Blocksize benchmarks

Btrfs now supports a range of blocksizes for btree metadata, including blocks larger than the page size. This is done by extending the extent mapping page cache code with a simple API for reading and writing buffers of arbitrary size. Unless the file is packed into the btree, file data is written into an separate extent, which is allocated in 4K units.

The buffers have a simple API for reading and writing into them and they are backed by the traditional page cache. Every access of filesystem metadata needs to go through the API, which did require large changes to Btrfs. The current patches allow separate sizes for btree leaves and nodes, but so far I haven't benchmarked all the possible variations.

The Btrfs changes are not yet stable and they are large disk format change, but they are available in a separate HG branch:

Kernel module HG tree
Progs HG tree

The first round of benchmarking shows that larger block sizes do consume more CPU, especially in metadata intensive workloads, but overall read speeds are much better. For starters, I've done compilebench --makej tests across 4k, 8k, 16k and 32k blocksizes.

Compilebench simulates the files read and written by creating, compiling, reading and deleting kernel trees. The compile phase just creates files with the same sizes and names as the real .o files, but it does so in random order (simulating files created by make -j).

If a given file fits in the Btrfs leaf and is less than 8K, the current patches pack it into the btree instead of allocating data blocks for it on disk.
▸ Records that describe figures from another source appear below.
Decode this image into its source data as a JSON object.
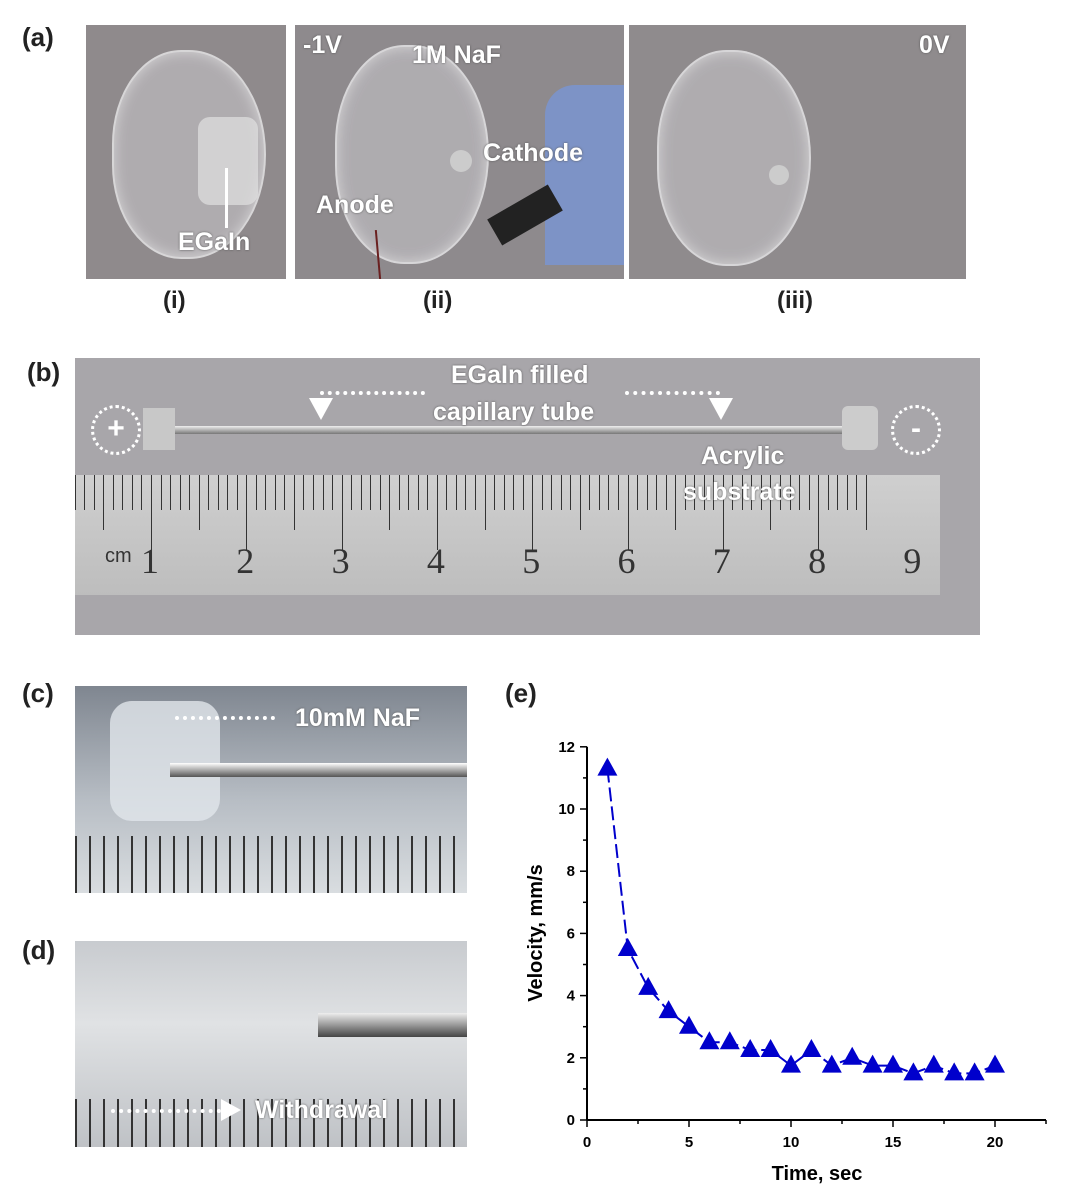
{
  "panel_a": {
    "label": "(a)",
    "sub_i": "(i)",
    "sub_ii": "(ii)",
    "sub_iii": "(iii)",
    "egain": "EGaIn",
    "voltage_ii": "-1V",
    "naf": "1M NaF",
    "cathode": "Cathode",
    "anode": "Anode",
    "voltage_iii": "0V"
  },
  "panel_b": {
    "label": "(b)",
    "tube": "EGaIn filled",
    "tube2": "capillary tube",
    "plus": "+",
    "minus": "-",
    "acrylic": "Acrylic",
    "substrate": "substrate",
    "ruler_unit": "cm",
    "ruler_numbers": [
      "1",
      "2",
      "3",
      "4",
      "5",
      "6",
      "7",
      "8",
      "9"
    ]
  },
  "panel_c": {
    "label": "(c)",
    "naf": "10mM NaF"
  },
  "panel_d": {
    "label": "(d)",
    "withdrawal": "Withdrawal"
  },
  "panel_e": {
    "label": "(e)"
  },
  "chart_data": {
    "type": "line",
    "xlabel": "Time, sec",
    "ylabel": "Velocity, mm/s",
    "xlim": [
      0,
      22.5
    ],
    "ylim": [
      0,
      12
    ],
    "xticks": [
      0,
      5,
      10,
      15,
      20
    ],
    "yticks": [
      0,
      2,
      4,
      6,
      8,
      10,
      12
    ],
    "marker": "triangle",
    "color": "#0000cc",
    "x": [
      1,
      2,
      3,
      4,
      5,
      6,
      7,
      8,
      9,
      10,
      11,
      12,
      13,
      14,
      15,
      16,
      17,
      18,
      19,
      20
    ],
    "y": [
      11.3,
      5.5,
      4.25,
      3.5,
      3.0,
      2.5,
      2.5,
      2.25,
      2.25,
      1.75,
      2.25,
      1.75,
      2.0,
      1.75,
      1.75,
      1.5,
      1.75,
      1.5,
      1.5,
      1.75
    ]
  }
}
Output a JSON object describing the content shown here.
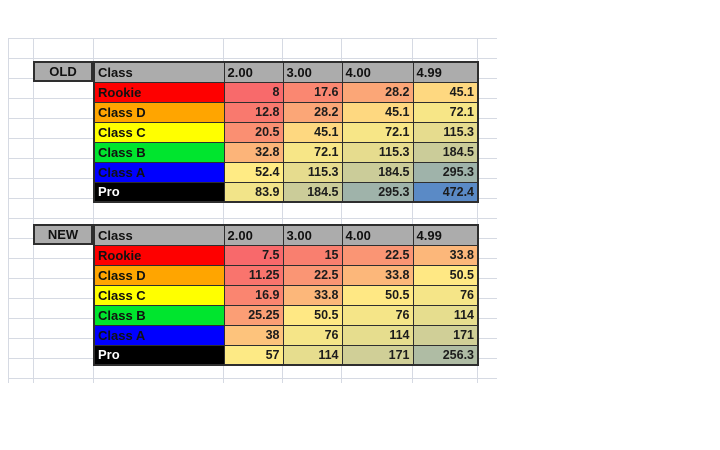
{
  "sheet": {
    "background": "#ffffff",
    "gridline_color": "#d6dae3",
    "header_bg": "#acacac",
    "border_color": "#2e2e2e",
    "heatmap_scale": {
      "low": "#F8696B",
      "mid": "#FFEB84",
      "high": "#5A8AC6"
    }
  },
  "tables": [
    {
      "section_label": "OLD",
      "columns": [
        "Class",
        "2.00",
        "3.00",
        "4.00",
        "4.99"
      ],
      "rows": [
        {
          "label": "Rookie",
          "label_bg": "#fe0000",
          "label_fg": "#111111",
          "values": [
            "8",
            "17.6",
            "28.2",
            "45.1"
          ],
          "value_colors": [
            "#F86A6B",
            "#FA8771",
            "#FBA677",
            "#FED880"
          ]
        },
        {
          "label": "Class D",
          "label_bg": "#ffa500",
          "label_fg": "#111111",
          "values": [
            "12.8",
            "28.2",
            "45.1",
            "72.1"
          ],
          "value_colors": [
            "#F9796E",
            "#FBA677",
            "#FED880",
            "#F7E687"
          ]
        },
        {
          "label": "Class C",
          "label_bg": "#ffff00",
          "label_fg": "#111111",
          "values": [
            "20.5",
            "45.1",
            "72.1",
            "115.3"
          ],
          "value_colors": [
            "#FA8F72",
            "#FED880",
            "#F7E687",
            "#E6DC8E"
          ]
        },
        {
          "label": "Class B",
          "label_bg": "#00e52e",
          "label_fg": "#111111",
          "values": [
            "32.8",
            "72.1",
            "115.3",
            "184.5"
          ],
          "value_colors": [
            "#FCB479",
            "#F7E687",
            "#E6DC8E",
            "#CBCC99"
          ]
        },
        {
          "label": "Class A",
          "label_bg": "#0000ff",
          "label_fg": "#111111",
          "values": [
            "52.4",
            "115.3",
            "184.5",
            "295.3"
          ],
          "value_colors": [
            "#FFEB84",
            "#E6DC8E",
            "#CBCC99",
            "#9FB3AA"
          ]
        },
        {
          "label": "Pro",
          "label_bg": "#000000",
          "label_fg": "#ffffff",
          "values": [
            "83.9",
            "184.5",
            "295.3",
            "472.4"
          ],
          "value_colors": [
            "#F2E489",
            "#CBCC99",
            "#9FB3AA",
            "#5A8AC6"
          ]
        }
      ]
    },
    {
      "section_label": "NEW",
      "columns": [
        "Class",
        "2.00",
        "3.00",
        "4.00",
        "4.99"
      ],
      "rows": [
        {
          "label": "Rookie",
          "label_bg": "#fe0000",
          "label_fg": "#111111",
          "values": [
            "7.5",
            "15",
            "22.5",
            "33.8"
          ],
          "value_colors": [
            "#F8696B",
            "#F97F6F",
            "#FA9574",
            "#FCB77A"
          ]
        },
        {
          "label": "Class D",
          "label_bg": "#ffa500",
          "label_fg": "#111111",
          "values": [
            "11.25",
            "22.5",
            "33.8",
            "50.5"
          ],
          "value_colors": [
            "#F9746D",
            "#FA9574",
            "#FCB77A",
            "#FFE884"
          ]
        },
        {
          "label": "Class C",
          "label_bg": "#ffff00",
          "label_fg": "#111111",
          "values": [
            "16.9",
            "33.8",
            "50.5",
            "76"
          ],
          "value_colors": [
            "#FA8570",
            "#FCB77A",
            "#FFE884",
            "#F5E588"
          ]
        },
        {
          "label": "Class B",
          "label_bg": "#00e52e",
          "label_fg": "#111111",
          "values": [
            "25.25",
            "50.5",
            "76",
            "114"
          ],
          "value_colors": [
            "#FB9E75",
            "#FFE884",
            "#F5E588",
            "#E6DD8E"
          ]
        },
        {
          "label": "Class A",
          "label_bg": "#0000ff",
          "label_fg": "#111111",
          "values": [
            "38",
            "76",
            "114",
            "171"
          ],
          "value_colors": [
            "#FDC37C",
            "#F5E588",
            "#E6DD8E",
            "#D0CF97"
          ]
        },
        {
          "label": "Pro",
          "label_bg": "#000000",
          "label_fg": "#ffffff",
          "values": [
            "57",
            "114",
            "171",
            "256.3"
          ],
          "value_colors": [
            "#FDEA85",
            "#E6DD8E",
            "#D0CF97",
            "#AFBCA4"
          ]
        }
      ]
    }
  ]
}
Btrfs has 148 bytes of header in the leaf, and so the largest packed file is the leafsize minus 148. The 16K limit was an arbitrary choice.

Operation 4096 8192 16384 65536 Ext3 Graph
Create Trees 34.26 MB/s 34.36 MB/s 31.69 MB/s 31.49 MB/s 21.52 MB/s IO
Compiling Trees 28.73 MB/s 29.70 MB/s 32.09 MB/s 30.90 MB/s 20.44 MB/s IO
Read Trees 10.30 MB/s 12.01 MB/s 12.74 MB/s 11.95 MB/s 17.22 MB/s IO
Delete Trees 14.87s 13.94s 12.26s 12.06s 23.86s IO

After some tuning for CPU usage, block sizes larger than 4K win each phase of this benchmark. Ext3 still wins the read phase however.

Very few of the .o files during the compile phase are packed into the tree. The larger leaves are faster there because the IO is more efficient in general, and because reading metadata back in to create the .o files is faster.

The read phase and delete phase are generally faster as the leaf size increases. However, the operations on large directories clearly show some CPU usage problem during deletes on large leaves. Zach Brown has some code to delay shifting leaf data during deletes, hopefully this will help once it is integrated.

Operations on one million 512 byte files in one directory

Blocksize Create Read Delete
4096 153s (123s sys) 3m59s (1m40s sys) 5m7s (2m18s sys)
8192 145s (118s sys) 3m1s (1m30s sys) 4m7s (2m16s sys)
16384 156s (131s sys) 2m21s (1m8s sys) 4m5s (2m38s sys)
32768 189s (166s sys) 2m19s (1m1s sys) 6m2s (3m43s sys)
65536 265s (241s sys) 2m5s (1m4s sys) 8m1s (5m54s sys)
Graph IO IO IO

Operations on one million 16K files in one directory

Blocksize Create Read Delete
4096 480s (244s sys) 17m14s (3m11s sys) 4m31s (2m15s sys)
8192 459s (238s sys) 15m20s (3m8s sys) 4m28s (2m29s sys)
16384 470s (240s sys) 14m47s (3m8s sys) 5m2s (3m9s sys)
32768 521s (270s sys) 14m39s (3m16s sys) 7m7s (4m41s sys)
65536 663s (362s sys) 14m31s (3m27s sys) 11m22s (7m48s sys)
Graph IO IO IO

You can find compilebench here. Seekwatcher was used to create the graphs.